Tutorial 2 - Generators, Properties and Calculators

Tutorial 2 - Generators, Properties and Calculators#

      _
    /|_|\   
   / / \ \  
  /_/   \_\  
  \ \   / /  
   \ \_/ /  
    \|_|/  

SOPRANO: a Python library for generation, manipulation and analysis of large batches of crystalline structures

Developed within the CCP-NC project. Copyright STFC 2022

# Basic imports
import os, sys
sys.path.insert(0, os.path.abspath('..')) # This to add the Soprano path to the PYTHONPATH
                                          # so we can load it without installing it
# Other useful imports

import numpy as np

from ase import Atoms
from ase import io as ase_io
from ase.visualize.plot import plot_atoms

1 - USING GENERATORS#

Soprano provides a series of generators able to create multiple structures on one go based on simple criteria. One of these, used here, is the linspaceGen, which interpolates linearly between two extreme structures. Others are the rattleGen (generating copies of a given structure with random atomic displacements) and the airssGen (binding to AIRSS’ buildcell executable to generate random structures, only available if AIRSS is installed).

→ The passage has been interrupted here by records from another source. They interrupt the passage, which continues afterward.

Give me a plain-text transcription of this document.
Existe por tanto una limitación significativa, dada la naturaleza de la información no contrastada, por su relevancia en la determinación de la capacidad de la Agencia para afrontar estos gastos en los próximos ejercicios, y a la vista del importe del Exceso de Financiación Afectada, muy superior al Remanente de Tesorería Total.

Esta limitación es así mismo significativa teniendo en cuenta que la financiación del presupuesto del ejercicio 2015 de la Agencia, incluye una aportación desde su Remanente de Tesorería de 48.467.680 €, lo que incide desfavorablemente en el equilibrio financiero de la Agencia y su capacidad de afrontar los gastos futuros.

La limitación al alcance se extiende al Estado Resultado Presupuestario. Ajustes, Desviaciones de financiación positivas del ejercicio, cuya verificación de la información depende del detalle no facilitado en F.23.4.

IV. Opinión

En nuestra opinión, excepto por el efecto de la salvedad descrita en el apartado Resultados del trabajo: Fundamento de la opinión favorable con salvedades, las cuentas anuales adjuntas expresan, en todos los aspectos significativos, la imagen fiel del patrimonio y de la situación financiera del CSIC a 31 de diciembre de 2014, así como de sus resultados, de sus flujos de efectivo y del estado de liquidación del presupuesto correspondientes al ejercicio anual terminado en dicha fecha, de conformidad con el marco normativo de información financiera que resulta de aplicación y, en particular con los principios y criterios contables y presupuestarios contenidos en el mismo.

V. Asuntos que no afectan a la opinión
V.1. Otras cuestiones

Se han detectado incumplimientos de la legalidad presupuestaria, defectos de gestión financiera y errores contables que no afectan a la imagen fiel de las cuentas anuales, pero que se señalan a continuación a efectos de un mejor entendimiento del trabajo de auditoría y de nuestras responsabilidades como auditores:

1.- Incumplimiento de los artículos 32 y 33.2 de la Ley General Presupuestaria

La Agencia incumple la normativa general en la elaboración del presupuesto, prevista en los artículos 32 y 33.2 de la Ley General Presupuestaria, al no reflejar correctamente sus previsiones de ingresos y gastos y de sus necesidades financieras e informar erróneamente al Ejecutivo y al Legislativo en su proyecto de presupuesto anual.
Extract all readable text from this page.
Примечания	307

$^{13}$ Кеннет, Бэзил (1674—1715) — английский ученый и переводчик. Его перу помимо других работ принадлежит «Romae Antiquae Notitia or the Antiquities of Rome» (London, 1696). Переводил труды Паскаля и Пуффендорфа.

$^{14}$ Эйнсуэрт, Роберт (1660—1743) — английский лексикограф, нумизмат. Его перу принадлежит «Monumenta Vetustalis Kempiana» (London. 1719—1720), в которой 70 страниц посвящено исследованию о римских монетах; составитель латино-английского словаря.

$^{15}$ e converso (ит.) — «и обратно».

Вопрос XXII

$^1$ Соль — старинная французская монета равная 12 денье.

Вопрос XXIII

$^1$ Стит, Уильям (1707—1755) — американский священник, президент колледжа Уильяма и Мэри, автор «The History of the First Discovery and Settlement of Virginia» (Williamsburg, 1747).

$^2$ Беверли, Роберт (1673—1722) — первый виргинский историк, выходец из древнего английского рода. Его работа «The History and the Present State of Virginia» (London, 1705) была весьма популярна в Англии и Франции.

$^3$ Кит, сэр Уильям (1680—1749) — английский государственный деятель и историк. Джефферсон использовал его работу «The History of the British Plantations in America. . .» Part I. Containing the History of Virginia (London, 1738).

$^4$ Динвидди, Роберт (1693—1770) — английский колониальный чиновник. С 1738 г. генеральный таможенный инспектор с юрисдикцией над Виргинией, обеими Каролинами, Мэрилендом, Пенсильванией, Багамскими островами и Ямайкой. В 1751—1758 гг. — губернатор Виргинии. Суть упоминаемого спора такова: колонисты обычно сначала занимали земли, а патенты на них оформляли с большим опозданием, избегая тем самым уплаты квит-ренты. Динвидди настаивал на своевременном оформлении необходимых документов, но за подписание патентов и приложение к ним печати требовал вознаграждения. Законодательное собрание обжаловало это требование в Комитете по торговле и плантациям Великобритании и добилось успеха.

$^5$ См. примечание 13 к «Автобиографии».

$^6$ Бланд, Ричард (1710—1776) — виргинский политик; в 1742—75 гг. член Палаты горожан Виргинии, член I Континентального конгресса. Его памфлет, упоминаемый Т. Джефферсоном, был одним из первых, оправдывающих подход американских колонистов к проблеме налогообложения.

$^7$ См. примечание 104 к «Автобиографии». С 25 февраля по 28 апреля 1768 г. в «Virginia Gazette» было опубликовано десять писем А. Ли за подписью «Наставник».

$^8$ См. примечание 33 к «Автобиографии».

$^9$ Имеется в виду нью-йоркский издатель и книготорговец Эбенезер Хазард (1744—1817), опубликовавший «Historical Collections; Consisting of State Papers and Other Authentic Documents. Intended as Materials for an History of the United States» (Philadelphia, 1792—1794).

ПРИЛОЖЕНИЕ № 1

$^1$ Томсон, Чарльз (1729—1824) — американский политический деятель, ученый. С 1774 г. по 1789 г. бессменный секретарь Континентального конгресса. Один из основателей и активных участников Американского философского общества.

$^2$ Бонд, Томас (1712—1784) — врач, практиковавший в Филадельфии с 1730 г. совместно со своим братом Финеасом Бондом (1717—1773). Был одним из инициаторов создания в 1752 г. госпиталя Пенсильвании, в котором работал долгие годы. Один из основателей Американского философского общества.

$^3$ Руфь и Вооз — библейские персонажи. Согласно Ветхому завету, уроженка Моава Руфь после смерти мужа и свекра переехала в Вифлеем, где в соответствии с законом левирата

from soprano.collection import AtomsCollection
from soprano.collection.generate import linspaceGen


# Let's use the ammonia molecule switching configurations as an example
nh3coords = np.array([[ 2.5,     2.5,     2.5   ],
                      [ 3.4373,  2.5,     2.1193],
                      [ 2.0314,  3.3117,  2.1193],
                      [ 2.0314,  1.6883,  2.1193]])
nh3l = Atoms('NHHH', nh3coords, cell=[5,5,5]) # The cell is just an empty box
# Now the right version
nh3coords *= [1, 1, -1]
nh3r = Atoms('NHHH', nh3coords, cell=[5,5,5])

# Now let's build a collection of 21 intermediate steps between the two structures
# Note that 21 includes the two endpoints
nh3linsp = linspaceGen(nh3l, nh3r, steps=21, periodic=True)
# Generators can be passed directly to the AtomsCollection constructor
nh3coll = AtomsCollection(nh3linsp)

We can now plot the collection of structures generated by the linspaceGen. The example below shows how to do this.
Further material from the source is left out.